A la mañana siguiente, la familia se reunió a desayunar, todos menos Viktor, lo cual Nina notó antes de sentarse y dio un chasquido de desaprobación, pero aún así la comida continuó con relativa calma, sin contar que Yuri era demasiado escandalo al masticar y Mila se burlaba de él por eso.
Después de comer, Sergei preguntó a los chicos si saldrían a algún lado o esperarían a que despertara Viktor, a lo que Georgi y Mila hablaron por todos y dijeron que aprovecharían su ausencia para buscarle un regalo de cumpleaños.
"¿Qué podemos regalarle a Viktor? Es difícil saber que darle, él tiene todo." Comentó Georgi mientras miraba referencias en su celular sobre '¿Qué regalarle a los niños ricos?'.
"Pongámosle un moño al Katsudon y listo." Dijo Yuri y Mila rió, mientras que Yuuri enrojeció.
"Bueno, en cada cumpleaños le he regalado accesorios y le han gustado." Dijo Yuuri, recordando que Viktor en ocasiones aún utilizaba la primera pulsera que le regalo, la que tenía poodles ilustrados.
"Wow, que extraño." Dijo Mila de pronto, mirando la pantalla de su teléfono. "Sasha dice que su hermano Alexei le dijo que ayer Viktor se fue muy enojado de la fiesta, pero que no sabe por qué, y Sasha pregunta si nosotros sabemos."
"¿Quién diablos son Sasha y Alexei?" Preguntó Yuri, aunque Yuuri también quería saber.
"Ah. Alexei es uno de los amigos de Viktor, o ex-amigo según lo que leo, y Sasha es su hermana menor. Ella es mi compañera de clases." Entonces la pelirroja se volvió hacia el japonés. "Yuuri. Tú viste a Viktor llegar anoche, ¿te dijo algo al respecto?"
"Umm…sí, eso creo. Viktor dijo que 'ya no quería saber nada' de sus amigos, pero que me contaría después lo que le sucedió. Estaba mareado y con sueño."

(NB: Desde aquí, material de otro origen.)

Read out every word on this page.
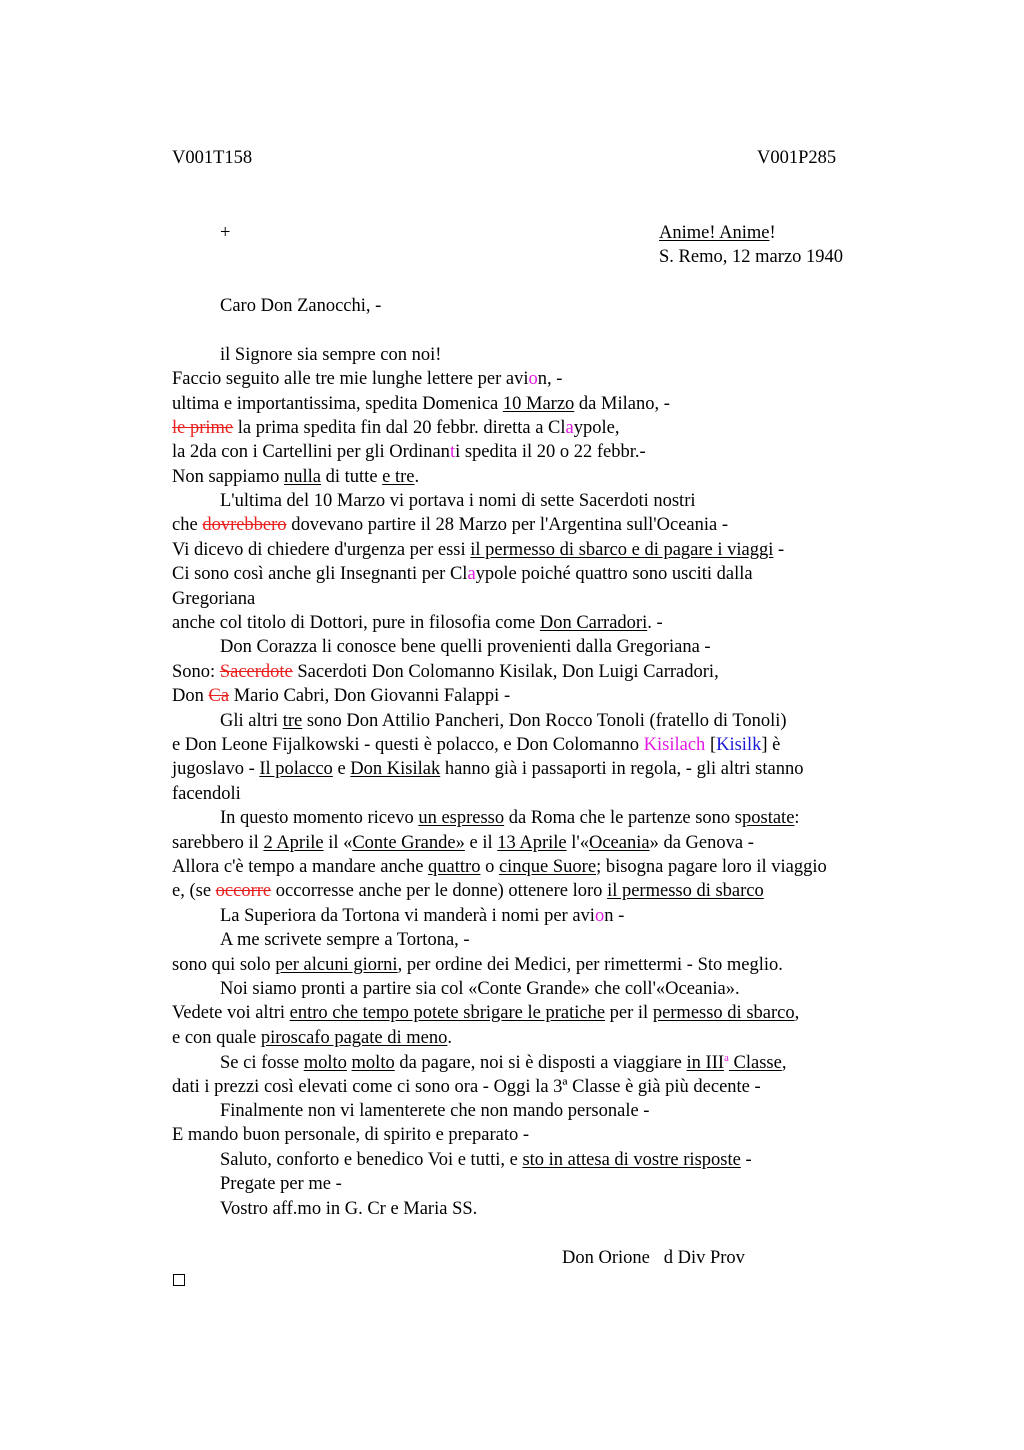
V001T158	V001P285
+	Anime! Anime!
S. Remo, 12 marzo 1940
Caro Don Zanocchi, -
il Signore sia sempre con noi!
Faccio seguito alle tre mie lunghe lettere per avion, -
ultima e importantissima, spedita Domenica 10 Marzo da Milano, -
le prime la prima spedita fin dal 20 febbr. diretta a Claypole,
la 2da con i Cartellini per gli Ordinanti spedita il 20 o 22 febbr.-
Non sappiamo nulla di tutte e tre.
L'ultima del 10 Marzo vi portava i nomi di sette Sacerdoti nostri
che dovrebbero dovevano partire il 28 Marzo per l'Argentina sull'Oceania -
Vi dicevo di chiedere d'urgenza per essi il permesso di sbarco e di pagare i viaggi -
Ci sono così anche gli Insegnanti per Claypole poiché quattro sono usciti dalla
Gregoriana
anche col titolo di Dottori, pure in filosofia come Don Carradori. -
Don Corazza li conosce bene quelli provenienti dalla Gregoriana -
Sono: Sacerdote Sacerdoti Don Colomanno Kisilak, Don Luigi Carradori,
Don Ca Mario Cabri, Don Giovanni Falappi -
Gli altri tre sono Don Attilio Pancheri, Don Rocco Tonoli (fratello di Tonoli)
e Don Leone Fijalkowski - questi è polacco, e Don Colomanno Kisilach [Kisilk] è
jugoslavo - Il polacco e Don Kisilak hanno già i passaporti in regola, - gli altri stanno
facendoli
In questo momento ricevo un espresso da Roma che le partenze sono spostate:
sarebbero il 2 Aprile il «Conte Grande» e il 13 Aprile l'«Oceania» da Genova -
Allora c'è tempo a mandare anche quattro o cinque Suore; bisogna pagare loro il viaggio
e, (se occorre occorresse anche per le donne) ottenere loro il permesso di sbarco
La Superiora da Tortona vi manderà i nomi per avion -
A me scrivete sempre a Tortona, -
sono qui solo per alcuni giorni, per ordine dei Medici, per rimettermi - Sto meglio.
Noi siamo pronti a partire sia col «Conte Grande» che coll'«Oceania».
Vedete voi altri entro che tempo potete sbrigare le pratiche per il permesso di sbarco,
e con quale piroscafo pagate di meno.
Se ci fosse molto molto da pagare, noi si è disposti a viaggiare in III$^a$ Classe,
dati i prezzi così elevati come ci sono ora - Oggi la 3ª Classe è già più decente -
Finalmente non vi lamenterete che non mando personale -
E mando buon personale, di spirito e preparato -
Saluto, conforto e benedico Voi e tutti, e sto in attesa di vostre risposte -
Pregate per me -
Vostro aff.mo in G. Cr e Maria SS.
Don Orione   d Div Prov
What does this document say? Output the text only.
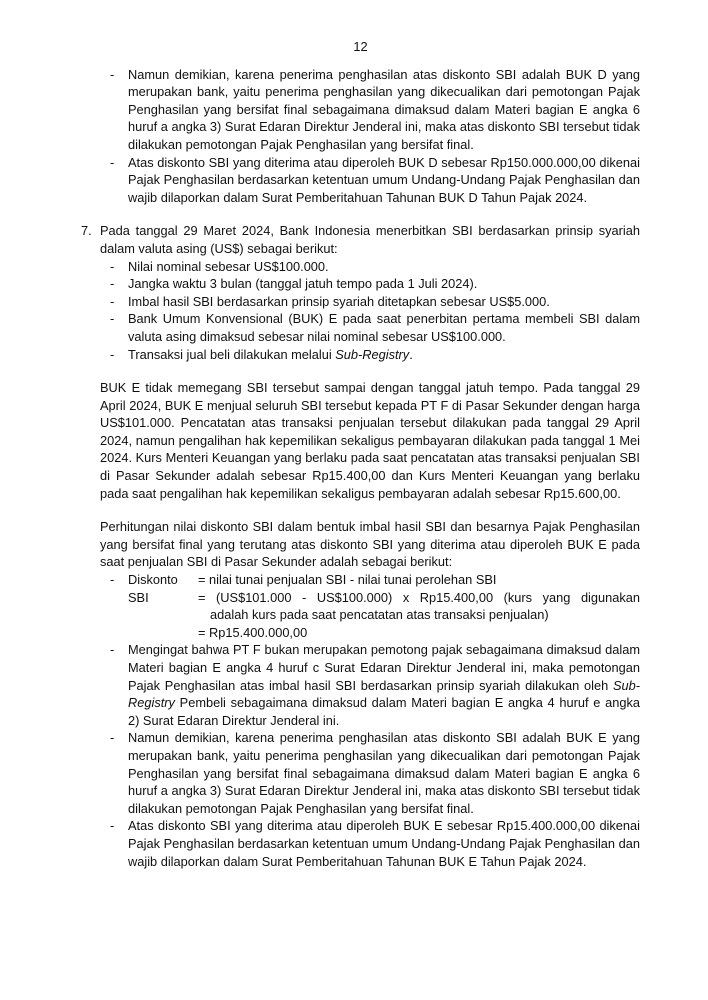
12
-	Namun demikian, karena penerima penghasilan atas diskonto SBI adalah BUK D yang merupakan bank, yaitu penerima penghasilan yang dikecualikan dari pemotongan Pajak Penghasilan yang bersifat final sebagaimana dimaksud dalam Materi bagian E angka 6 huruf a angka 3) Surat Edaran Direktur Jenderal ini, maka atas diskonto SBI tersebut tidak dilakukan pemotongan Pajak Penghasilan yang bersifat final.
-	Atas diskonto SBI yang diterima atau diperoleh BUK D sebesar Rp150.000.000,00 dikenai Pajak Penghasilan berdasarkan ketentuan umum Undang-Undang Pajak Penghasilan dan wajib dilaporkan dalam Surat Pemberitahuan Tahunan BUK D Tahun Pajak 2024.
7. Pada tanggal 29 Maret 2024, Bank Indonesia menerbitkan SBI berdasarkan prinsip syariah dalam valuta asing (US$) sebagai berikut:

-	Nilai nominal sebesar US$100.000.
-	Jangka waktu 3 bulan (tanggal jatuh tempo pada 1 Juli 2024).
-	Imbal hasil SBI berdasarkan prinsip syariah ditetapkan sebesar US$5.000.
-	Bank Umum Konvensional (BUK) E pada saat penerbitan pertama membeli SBI dalam valuta asing dimaksud sebesar nilai nominal sebesar US$100.000.
-	Transaksi jual beli dilakukan melalui Sub-Registry.

BUK E tidak memegang SBI tersebut sampai dengan tanggal jatuh tempo. Pada tanggal 29 April 2024, BUK E menjual seluruh SBI tersebut kepada PT F di Pasar Sekunder dengan harga US$101.000. Pencatatan atas transaksi penjualan tersebut dilakukan pada tanggal 29 April 2024, namun pengalihan hak kepemilikan sekaligus pembayaran dilakukan pada tanggal 1 Mei 2024. Kurs Menteri Keuangan yang berlaku pada saat pencatatan atas transaksi penjualan SBI di Pasar Sekunder adalah sebesar Rp15.400,00 dan Kurs Menteri Keuangan yang berlaku pada saat pengalihan hak kepemilikan sekaligus pembayaran adalah sebesar Rp15.600,00.

Perhitungan nilai diskonto SBI dalam bentuk imbal hasil SBI dan besarnya Pajak Penghasilan yang bersifat final yang terutang atas diskonto SBI yang diterima atau diperoleh BUK E pada saat penjualan SBI di Pasar Sekunder adalah sebagai berikut:

-	Diskonto SBI
= nilai tunai penjualan SBI - nilai tunai perolehan SBI
= (US$101.000 - US$100.000) x Rp15.400,00 (kurs yang digunakan
adalah kurs pada saat pencatatan atas transaksi penjualan)
= Rp15.400.000,00
-	Mengingat bahwa PT F bukan merupakan pemotong pajak sebagaimana dimaksud dalam Materi bagian E angka 4 huruf c Surat Edaran Direktur Jenderal ini, maka pemotongan Pajak Penghasilan atas imbal hasil SBI berdasarkan prinsip syariah dilakukan oleh Sub-Registry Pembeli sebagaimana dimaksud dalam Materi bagian E angka 4 huruf e angka 2) Surat Edaran Direktur Jenderal ini.
-	Namun demikian, karena penerima penghasilan atas diskonto SBI adalah BUK E yang merupakan bank, yaitu penerima penghasilan yang dikecualikan dari pemotongan Pajak Penghasilan yang bersifat final sebagaimana dimaksud dalam Materi bagian E angka 6 huruf a angka 3) Surat Edaran Direktur Jenderal ini, maka atas diskonto SBI tersebut tidak dilakukan pemotongan Pajak Penghasilan yang bersifat final.
-	Atas diskonto SBI yang diterima atau diperoleh BUK E sebesar Rp15.400.000,00 dikenai Pajak Penghasilan berdasarkan ketentuan umum Undang-Undang Pajak Penghasilan dan wajib dilaporkan dalam Surat Pemberitahuan Tahunan BUK E Tahun Pajak 2024.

"Ya veo. Entonces debieron hacer o decir algo muy malo para que Viktor se haya enfadado con ellos. Él rara vez se enoja." Mila dijo quitándole importancia al asunto. "Mejor para nosotros. Alexei es una persona muy desagradable. Ya sabes, el típico macho que cree que la mujer debe ser sumisa y estar en la cocina; y su hermana, Sasha, es la típica feminista que cree que los hombres sólo son un banco de esperma. Incluso una vez se le insinuó a Viktor cuando éramos más jóvenes, hasta que le pedí de buena manera…" Mila mostró un puño, y Yuri asintió con aprobación. "…que por favor dejara a mi primo en paz. Viktor solamente se hizo amigos de ellos porque son tan desagradable que, incluso las chicas que lo acosaban, nunca se acercaban a él cuando Alexei y su grupo de amigos estaban cerca."
"Y pensar que una vez casi le pido una cita a Sasha." Dijo Georgi ladeando la cabeza, fingiendo estar decepcionado de sí mismo. Yuuri entonces comprendió que Viktor realmente hablaba en serio cuando dijo que no quería volver a saber nada de sus amigos. "Bien. Ya que Viktor nos lo dirá después... Por ahora, deberíamos continuar buscándole un regalo."
Mientras los rusos y el japonés continuaban por las calles nevadas en una búsqueda que parecía que no daría frutos pronto, la mirada de Yuuri se detuvo en una tienda de ropa, específicamente en el cuello de uno de los maniquís.
"Oh, creo que sé de algo que Viktor no tiene." Comentó Yuuri con una sonrisa triunfante, y los primos rusos confiaron en su elección.